Despite her groundbreaking position in Biden’s campaign, not everyone is satisfied with Biden’s choice. As a registered Democrat, I am not completely convinced Harris will attract voters from all spectrums of the Democratic Party.
Harris has proven herself to be a trailblazer in the civil rights movement. Additionally, she is a strong supporter of affordable higher education for all students. Nonetheless, her history as California’s 32nd attorney general is bound to raise some eyebrows, along with her tendency to oscillate her positions on various policies such as the legalization of marijuana.
Inarguably, the role of the vice president is limited compared to the president. Yet, the news about Harris may have caused Joe Biden’s candidacy to be overshadowed in his own campaign.
Initially, I was excited about Harris’ position as the Democratic vice presidential nominee. As an Indian woman, I always look forward to seeing South Asian women represented in office. It was no small deal that Harris, who is the first United States senator of South Asian descent, has also become the first Asian-American to run as vice president. But after looking into her political history, I realized her record is not as clean as she makes it out to be.

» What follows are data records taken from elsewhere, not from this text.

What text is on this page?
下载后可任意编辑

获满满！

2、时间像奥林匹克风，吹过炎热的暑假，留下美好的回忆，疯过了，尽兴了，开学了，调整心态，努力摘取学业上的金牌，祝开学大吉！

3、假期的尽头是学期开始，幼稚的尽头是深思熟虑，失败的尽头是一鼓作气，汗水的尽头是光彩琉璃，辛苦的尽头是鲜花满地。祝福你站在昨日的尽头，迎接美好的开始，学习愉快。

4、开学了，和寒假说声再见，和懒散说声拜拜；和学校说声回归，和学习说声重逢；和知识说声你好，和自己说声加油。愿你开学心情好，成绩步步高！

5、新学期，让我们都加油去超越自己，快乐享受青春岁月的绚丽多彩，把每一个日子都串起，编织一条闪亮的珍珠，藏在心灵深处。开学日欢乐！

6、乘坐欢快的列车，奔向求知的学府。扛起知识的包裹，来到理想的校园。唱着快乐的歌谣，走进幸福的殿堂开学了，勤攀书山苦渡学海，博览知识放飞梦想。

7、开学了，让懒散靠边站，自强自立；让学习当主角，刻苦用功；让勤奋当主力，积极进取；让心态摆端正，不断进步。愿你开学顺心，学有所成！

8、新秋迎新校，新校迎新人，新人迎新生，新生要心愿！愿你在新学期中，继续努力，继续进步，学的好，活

Harris’ years as attorney general are, at best, bittersweet. For example, she has claimed to be an advocate for LGBT rights, yet her actions have not always supported this notion. In 2013, Harris refused to support California’s Proposition 8, which essentially banned same-sex marriage in the state and declared it unconstitutional while filing for an amicus curiae brief. Harris’ outspokenness about her disapproval of the marriage ban garnered her support from the LGBT community. She has also spoken at numerous Pride parades.
Unforeseeably, in 2015 Harris defended the California Department of Corrections and Rehabilitation against Michelle Lael-Norsworthy, an incarcerated transgender woman who filed a federal lawsuit after CDCR refused to grant her sex reassignment surgery.She argued the surgery was not medically necessary, despite the fact that gender affirming care is recognized as necessary healthcare by the American Psychiatric Association. Ultimately, Norsworthy was rightfully granted her request for the surgery.
The most troubling part of Harris’ history as attorney general is wrongful conviction rates. For example, Harris served as the prosecuting attorney in the case of George Gage, a man who was charged with abusing his stepdaughter in 1999. According to the judge, the prosecutor withheld important evidence from the court that could have disproved the stepdaughter’s claims. Gage is currently serving a 70-year sentence in prison.
While a few of her decisions as attorney general are questionable, Harris has accomplished a myriad of achievements in the Senate. In May, she co-sponsored the Bank on Students Emergency Loan Refinancing Act with Sen. Elizabeth Warren, D-MA. With this bill, college students with loan debt would have the opportunity to refinance lower interest rates. As a college student myself, Harris’ support of affordable higher education is crucial to me.
Readers may be wondering why I am completely focusing on Harris instead of Biden. Although in November voters will mostly be thinking about the president and not the vice president, I believe the vice presidential candidate has an influence on the election results, especially a candidate as outspoken and articulate as Harris.
While I maintain my nuanced opinion on Harris, I encourage voters, especially first time voters entering college, to look past the flawed histories of Joe Biden and Kamala Harris. As college students, it can be difficult for us to vote for candidates that may not satisfy all of our expectations. But voting is the fundamental basis for change, and we must vote for a president that can take us closer to change — not one that will continue to lead us to repeat wrongful history.
Rama Sardar (she/her) is a freshman studying journalism and filmmaking. She plans on entering the field of investigative journalism and film direction.